WE have all heard of bull markets and bear markets. Now we have ‘tweet’ markets after a post on Twitter by ‘The Don’ sent US futures markets sharply higher last Thursday and Friday. The rally was based on the hope of progress in the trade negotiations with China.
President Donald Trump said that he had spoken with his Chinese counterpart, President Xi Jinping, and stated that the trade discussions were “moving along nicely” and that meetings were being scheduled during the G-20 summit due to take place in Argentina later this month.
Soybeans have been the commodity most affected by ‘Don’s Party’ since it began earlier this year. As news of a possible resolution to the trade impasse surfaced on Thursday, the bean sellers disappeared, and short covering sent the futures market more than 3 per cent higher. It hit a two-week high on Friday before late selling pushed the bourse lower into the close, but still up for the session and substantially up the week.
Time will tell if there is real progress or if this is simply Trump trying to appease his Midwest supporter base and talk up the stock market ahead of the US mid-term elections. Americans go to the polls on Tuesday and while Trump is not on the ballot paper the elections are considered a referendum on his performance since winning the 2016 presidential race.

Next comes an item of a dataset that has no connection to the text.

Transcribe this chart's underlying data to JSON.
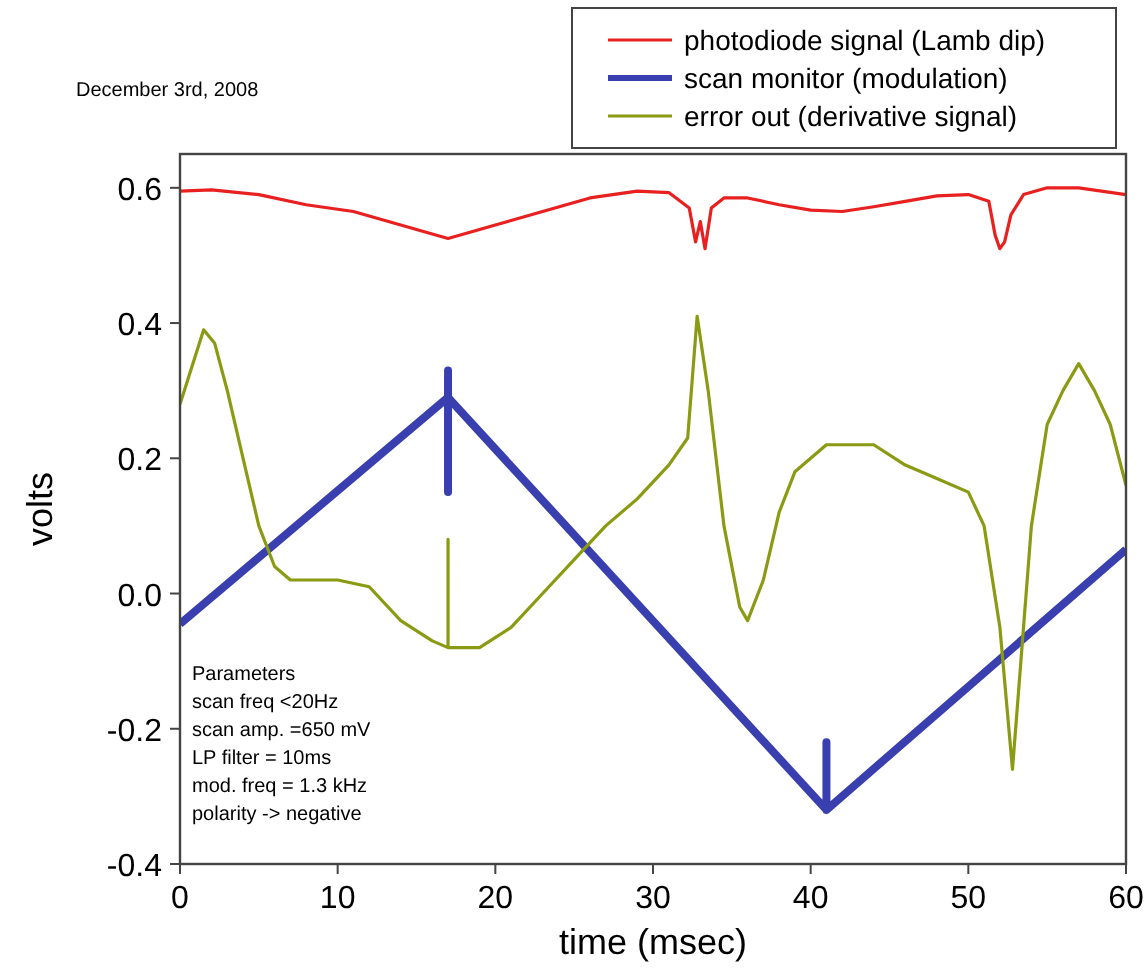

With the Democrats expected to take control of the House, and possibly the Senate, these elections will most likely shape the final two years of ‘The Don’s’ presidency. The Democrats will use the power to severely limit what he can accomplish before the 2020 presidential elections.
Wheat had its own story with mounting concern over US winter wheat acres, either because it's simply too wet to plant or because the rain-delayed bean harvest is pushing the wheat seeding program past final plant dates for crop insurance.
Multiple peril crop insurance policies must be purchased prior to planting and protects against the loss of crop yields from all types of natural causes including drought, excessive moisture, freeze, hail and disease, or the loss of revenue due to declines in prices of agricultural commodities. The US government subsidises grower premiums.
Similar products are available here in Australia, but they are quite costly. Weather certificates are a cheaper option gaining traction across many industries and are now available in agriculture. They are basically a derivative that protects income against a specified weather event such as too wet, too dry, too hot or too cold.
Payments are triggered automatically based on Bureau of Meteorology data nearest your property, so there is no claim paperwork to be completed. There are rumours that the government is looking at providing tax incentives for weather certificates as part of their national drought initiative.
The wheat harvest in Argentina is progressing quite slowly with around 4.5 per cent of the total area harvested as of November 1. While yield reports are improving, the average yield is currently running at 1.6 tonnes per hectare. The Buenos Aires Grain Exchange pared their wheat production estimate last week by 300,000t to 19.4mt. This compares to 18.5mt last year.
The production downgrade was reportedly due to frost and hail damage. There were more frosts last week that could further damage crops in the later maturing provinces in the south of the country. Additional reductions to production numbers are distinctly possible as a result.
Argentinian wheat prices are reported to be quite firm in the nearby with exports focused on Brazil. Once significant new crop tonnage is available for export, prices are expected to better reflect export parity values which are around US$30 lower. Exports are currently forecast at 14.5mt for the 2018-19 season. Brazil will take about 6mt leaving around 8.5mt that needs to find a home internationally.
Meanwhile, the Russians are at it again, saying that it may temporarily suspend wheat loading at five facilities in Rostov, and could do the same for the Krasnodar region, supposedly due to quality problems. However, the government is clearly concerned about domestic supply and prices, so it is more likely intended to slow the pace of exports without officially imposing restrictions.
There are signs that price is starting to swing exports away from Russia with sales increasingly negotiated as ‘optional origin’. In the event that Russian supplies tighten, this gives the exporter the option of sourcing their grain from other origins such as the EU, US or Argentina. This was supported by US export sales which are showing signs of improving on the back of a lower US dollar.
In normal years Australia would also be on that list but inelastic demand should account for the majority of our meagre exportable wheat surplus over the next 12 months. The same goes for barley, and canola exports will be negligible after domestic demand is taken into account.
The final Australian export numbers are in for the 2017-18 marketing season (October to September). Wheat exports in September were 865,000t, bringing the total for the 12 month period to 13.8mt. The wheat emphasis was on quality with Iraq being the biggest destination in September, accounting for almost 310,000t, while Indonesia took only one panamax cargo for the month. September barley exports were just under 90,000, bringing the marketing year total to just over 6.1mt.
Back to the US and it appears there is plenty to play out on the world stage regarding the China-US tariff war. China will have to come to the table at some point. They have more to lose economically as it exports far more to the US than it imports from the rival country. On the flip side, Trump has much to lose politically as President Xi Jinping will not be punished at the ballot box if and when the tariffs begin to harm ordinary people, especially the US farmer. This week’s mid-term election results will certainly be quite revealing from a global agricultural trade veiwpoint.
– Peter McMeekin is a consultant with Grain Brokers Australia.